Single point vs. a bbox grid#

  • A single point — pass point=(lat, lon). It wins over any lat_lim / lon_lim (including the whole-Earth defaults the facade injects), so the request is exactly that one coordinate.
  • A bounding box — pass lat_lim / lon_lim (or aoi=). The box is sampled to a (lat, lon) grid at spacing_deg (default 0.5°); each grid point × each year is one request.
grid = EarthLens(
    data_source="nrel",
    variables=["ghi"],
    start="2020-01-01",
    end="2020-12-31",
    lat_lim=[39.0, 40.0],
    lon_lim=[-106.0, -105.0],
    spacing_deg=0.5,         # 3x3 = 9 points x 1 year -> 9 GETs
    path="nrel_grid",
).download()

Mind the request count + rate limit

Each (point, year) is one keyed CSV call, throttled to ≤ 1 req/s with a 5000 req/day cap. The backend warns past a soft threshold and raises a ValueError past max_requests (default 500). Coarsen spacing_deg, shrink the box, narrow the years, or raise max_requests= deliberately for a large grid — and remember a big fan-out takes at least one second per call.

Interval and timestamps#

interval= selects the resolution in minutes (60 default, or 30 where the product offers it); utc="true" returns UTC timestamps instead of local time.

Output format#

output_format="csv" (default) or "parquet" selects the on-disk table; the Parquet path needs pyarrow. The written file is nrel_<product>.<ext> under path.
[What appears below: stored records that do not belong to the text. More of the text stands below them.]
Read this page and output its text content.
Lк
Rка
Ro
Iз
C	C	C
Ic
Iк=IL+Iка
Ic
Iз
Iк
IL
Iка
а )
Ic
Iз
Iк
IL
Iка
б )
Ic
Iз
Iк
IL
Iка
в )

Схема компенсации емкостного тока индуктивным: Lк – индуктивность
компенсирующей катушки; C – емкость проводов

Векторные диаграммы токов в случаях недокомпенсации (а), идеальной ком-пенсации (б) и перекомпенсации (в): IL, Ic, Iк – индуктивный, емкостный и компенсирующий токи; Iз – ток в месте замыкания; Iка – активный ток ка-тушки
Why aggregate= is rejected#

NREL returns an already-resolved hourly / TMY series, so there is no gridded reduction to apply. The facade rejects a non-None aggregate= for this tabular backend with NotImplementedError. Resample the returned DataFrame in pandas (df.set_index("time").resample("1D").mean()) for a coarser cadence.

Coverage caveat#

NREL coverage is region-dependent (NSRDB: Americas + parts of Asia / Africa / Europe; WTK: CONUS + offshore). A single out-of-coverage point= raises a ValueError naming the coordinate; an out-of-coverage point inside a bbox grid is skipped with a warning while the in-coverage points are kept.